NSPR provides a public API function, PR_Poll() that is modeled after UNIX’ poll() system call.

The implementation of PR_Poll is somewhat complicated. Not only does it map the PRPollDesc array into structures needed by the underlying OS, it also must deal with layered I/O. This is done despite the fact that PR_Poll itself is not layered. For every element of the PRPollDesc array that has a non-NULL PRFileDesc and whose in_flags are not zero, it calls the file descriptor’s poll() method. The poll() method is one of the vector contained in the PRIOMethods table. In the case of layered I/O, the elements (the methods) of the methods table may be overridden by the implementer of that layer. The layers are then stacked. I/O using that stack will call through the method at the top layer, and each layer may make altering decisions regarding how the I/O operation should proceed.

The purpose of the poll() method is to allow a layer to modify the flags that will ultimately be used in the call to the underlying OS’ poll() (or equivalent) function. Such modification might be useful if one was implementing an augmented stream protocol (e.g., SSL). SSL stands for Secure Socket Layer, hence the obvious applicability as an example. But it is way to complicated to describe in this memo, so this memo will use a much simpler layered protocol. The example protocol is one that, in order to send n bytes, it must first ask the connection’s peer if the peer is willing to receive that many bytes. The form of the request is 4 bytes (binary) stating the number of bytes the sender wishes to transmit. The peer will send back the number of bytes it is willing to receive (in the test code there are no error conditions, so don’t even ask).

The implication of the protocol is obvious. In order to do a PR_Send operation, the layer must first do a different send and then receive a response. Doing this and keeping the stack’s client unaware is the goal. It is not a goal of NSPR 2.0 to hide the nuances of synchronous verses non-blocking I/O.

The layered methods

Each layer must implement a suitable function for every element of the methods table. One can get a copy of default methods by calling PR_GetDefaultIOMethods These methods simply pass all calls through the layer on to the next lower layer of the stack.

A layer implementer might copy the elements of the PRIOMethods acquired from this function into a methods table of its own, then override just those methods of interest. Usually (with only a single exception) a layered method will perform its design duties and then call the next lower layer’s equivalent function.

Layered poll()

One of the more interesting methods is the poll(). It is called by the runtime whenever the client calls PR_Poll. It may be called at the top layer for every file descriptor in the poll descriptor. It may be called zero or more times. The purpose of the poll() method is to provide the layer an opportunity to adjust the polling bits as needed. For instance, if a client (i.e., top layer) is calling PR_Poll for a particular file descriptor with a read poll request, a lower layer might decide that it must perform a write first. In that case, the layer’s poll() method would be called with ``in_flags`` including a PR_POLL_READ flag. However, the poll() method would call the next lower layer’s poll() method with a PR_POLL_WRITE bit set. This process of re-assigning the poll flags can happen as many times as there are layers in the stack. It is the final value, the one returned to the caller of the top layer’s poll() method (PR_Poll) that will be used by the runtime when calling the OS’ poll() (or equivalent) system call.

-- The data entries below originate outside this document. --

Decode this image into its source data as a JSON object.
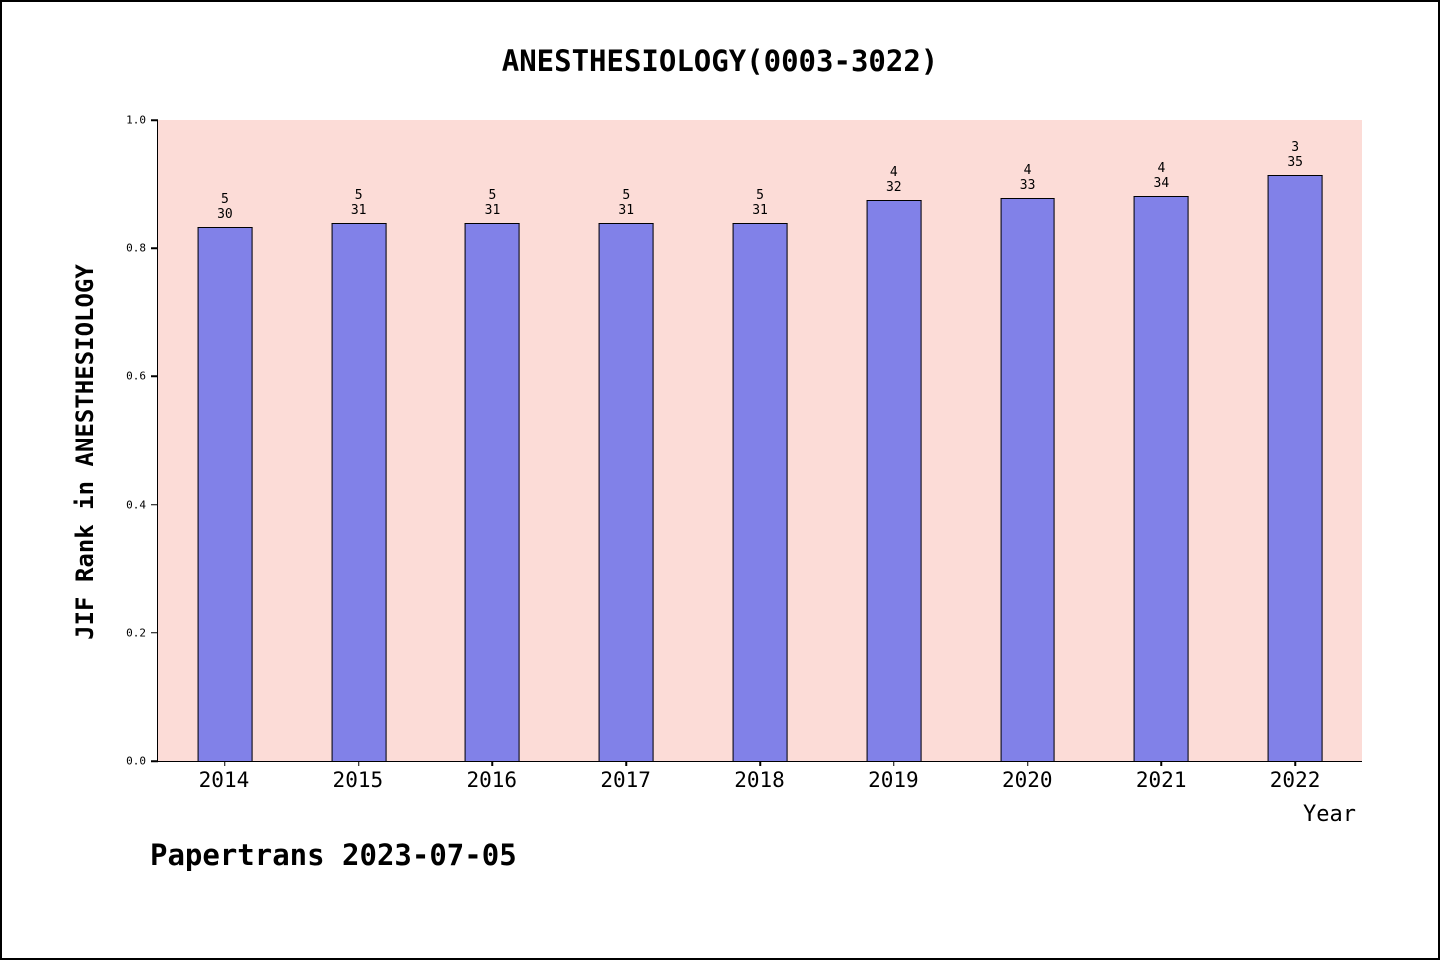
{
  "footer": "Papertrans 2023-07-05",
  "chart_data": {
    "type": "bar",
    "title": "ANESTHESIOLOGY(0003-3022)",
    "xlabel": "Year",
    "ylabel": "JIF Rank in ANESTHESIOLOGY",
    "ylim": [
      0.0,
      1.0
    ],
    "yticks": [
      0.0,
      0.2,
      0.4,
      0.6,
      0.8,
      1.0
    ],
    "grid": false,
    "legend": false,
    "categories": [
      "2014",
      "2015",
      "2016",
      "2017",
      "2018",
      "2019",
      "2020",
      "2021",
      "2022"
    ],
    "values": [
      0.833,
      0.839,
      0.839,
      0.839,
      0.839,
      0.875,
      0.879,
      0.882,
      0.914
    ],
    "bar_labels": [
      {
        "rank": "5",
        "total": "30"
      },
      {
        "rank": "5",
        "total": "31"
      },
      {
        "rank": "5",
        "total": "31"
      },
      {
        "rank": "5",
        "total": "31"
      },
      {
        "rank": "5",
        "total": "31"
      },
      {
        "rank": "4",
        "total": "32"
      },
      {
        "rank": "4",
        "total": "33"
      },
      {
        "rank": "4",
        "total": "34"
      },
      {
        "rank": "3",
        "total": "35"
      }
    ],
    "colors": {
      "bar_fill": "#8181e8",
      "bar_edge": "#000000",
      "plot_background": "#fcdcd7",
      "page_background": "#ffffff",
      "text": "#000000"
    }
  }
}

It is expected that the modification of the polling bits propagate from the top of the stack down, allowing the layer closest to the bottom of the stack to provide the final setting. The implication is that there should be no modifications of the ``in_flags`` during the return phase of the layered function.

For example:

It is not advised to modify the final_in_flags between the call to the lower layer’s poll() method and the return statement. The third argument of the poll() method is a pointer to a 16-bit word. If the layer sets a value in memory through that pointer and returns with a value that has corresponding bits, the runtime assumes that the file descriptor is ready immediately.

There are two important deviations from the normal. First, this is the one (known) exception to having a layered routine call the stack’s next lower layer method. If bits are set in the out_flags the method should return directly. Second, the runtime will observe that the layer claims this file descriptor is ready and suppress the call to the OS’ poll() system call.

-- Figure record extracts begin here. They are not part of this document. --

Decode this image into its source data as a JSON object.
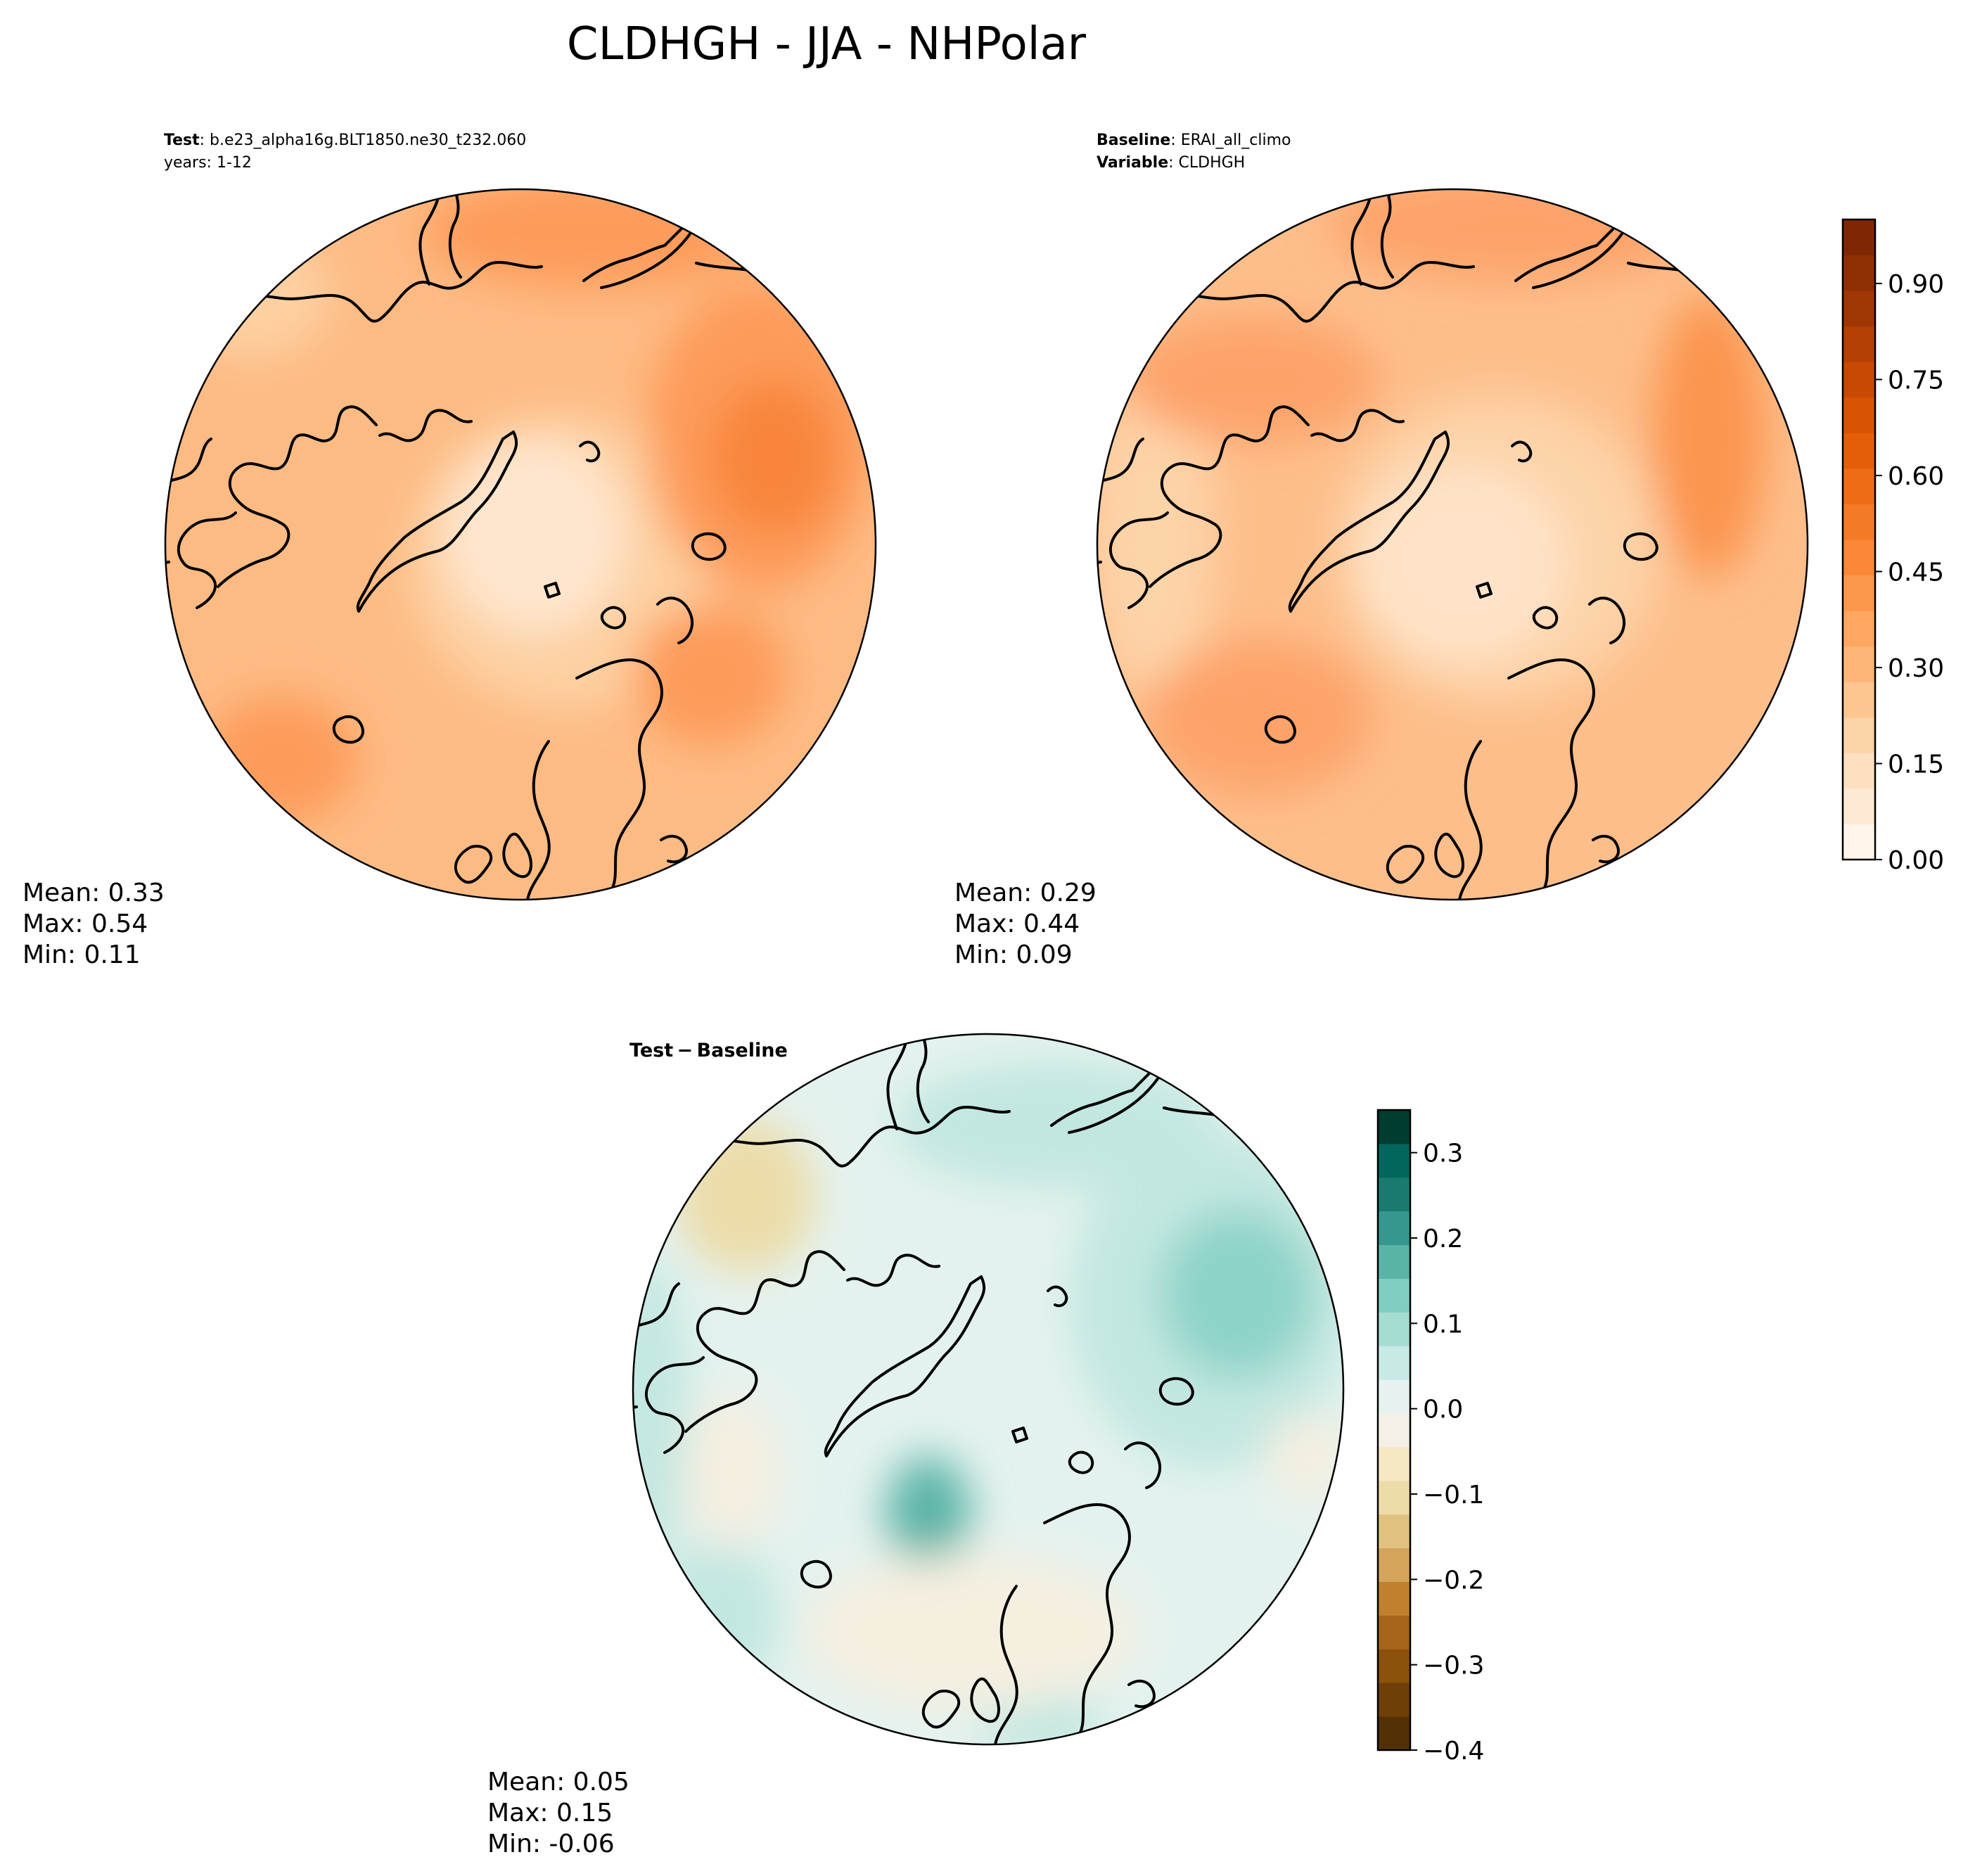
{
  "figure": {
    "title": "CLDHGH - JJA - NHPolar"
  },
  "panels": {
    "test": {
      "label_key": "Test",
      "label_value": "b.e23_alpha16g.BLT1850.ne30_t232.060",
      "line2": "years: 1-12",
      "stats": {
        "mean": "Mean:  0.33",
        "max": "Max:  0.54",
        "min": "Min:  0.11"
      },
      "palette": {
        "base": "#fdbb84",
        "light": "#fdd0a2",
        "lighter": "#fee6ce",
        "dark": "#fd9b5a",
        "darker": "#f8853a"
      }
    },
    "baseline": {
      "label_key": "Baseline",
      "label_value": "ERAI_all_climo",
      "line2_key": "Variable",
      "line2_value": "CLDHGH",
      "stats": {
        "mean": "Mean:  0.29",
        "max": "Max:  0.44",
        "min": "Min:  0.09"
      },
      "palette": {
        "base": "#fdbe8a",
        "light": "#fdd3a8",
        "lighter": "#fee3c8",
        "dark": "#fda36a",
        "darker": "#fb9550"
      }
    },
    "diff": {
      "label": "Test − Baseline",
      "stats": {
        "mean": "Mean:  0.05",
        "max": "Max:  0.15",
        "min": "Min: -0.06"
      },
      "palette": {
        "base": "#e4f2ef",
        "teal": "#c2e7e1",
        "teal2": "#8dd3c7",
        "teal3": "#5ab4a6",
        "teal4": "#2e8f82",
        "tan": "#f5efe0",
        "tan2": "#ecdca8"
      }
    }
  },
  "colorbars": {
    "cloud": {
      "ticks": [
        "0.00",
        "0.15",
        "0.30",
        "0.45",
        "0.60",
        "0.75",
        "0.90"
      ],
      "tick_values": [
        0.0,
        0.15,
        0.3,
        0.45,
        0.6,
        0.75,
        0.9
      ],
      "range": [
        0.0,
        1.0
      ],
      "colors": [
        "#fff5eb",
        "#fee9d4",
        "#fee0c1",
        "#fdd3a8",
        "#fdc590",
        "#fdb677",
        "#fda761",
        "#fd974c",
        "#fa8838",
        "#f57a27",
        "#ee6c16",
        "#e45e0a",
        "#d85304",
        "#c84903",
        "#b54003",
        "#a03603",
        "#8e2f03",
        "#7f2704"
      ]
    },
    "diff": {
      "ticks": [
        "0.3",
        "0.2",
        "0.1",
        "0.0",
        "−0.1",
        "−0.2",
        "−0.3",
        "−0.4"
      ],
      "tick_values": [
        0.3,
        0.2,
        0.1,
        0.0,
        -0.1,
        -0.2,
        -0.3,
        -0.4
      ],
      "range": [
        -0.4,
        0.35
      ],
      "colors": [
        "#543005",
        "#6f3f08",
        "#8c510a",
        "#a6651a",
        "#bf812d",
        "#d3a45a",
        "#dfc27d",
        "#ecdca8",
        "#f6e8c3",
        "#f5f0e6",
        "#e6f2ef",
        "#c7eae5",
        "#a6ddd3",
        "#80cdc1",
        "#5ab4a6",
        "#35978f",
        "#1a7a6f",
        "#01665e",
        "#003c30"
      ]
    }
  }
}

At this time the only known use for this feature is to allow a layer to indicate it has buffered input. Note that it is not appropriate for buffered output since in order to write/send output the runtime must still confirm with the OS that such an operation is permitted.

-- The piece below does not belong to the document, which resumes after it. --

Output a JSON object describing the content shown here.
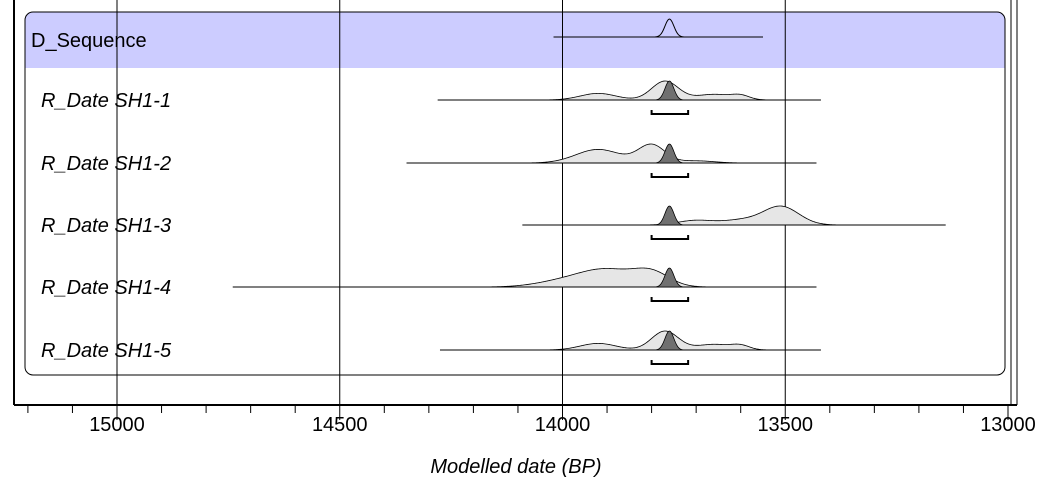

Since the poll() method may be called zero or more times it must therefore be idempotent or at least functional. It will need to look at the layer’s state, but must not make modifications to that state that would cause subsequent calls within the same PR_Poll call to return a different answer. Since the poll() method may not be called at all, so there is not guarantee that any modifications that would have been performed by the routine will every happen.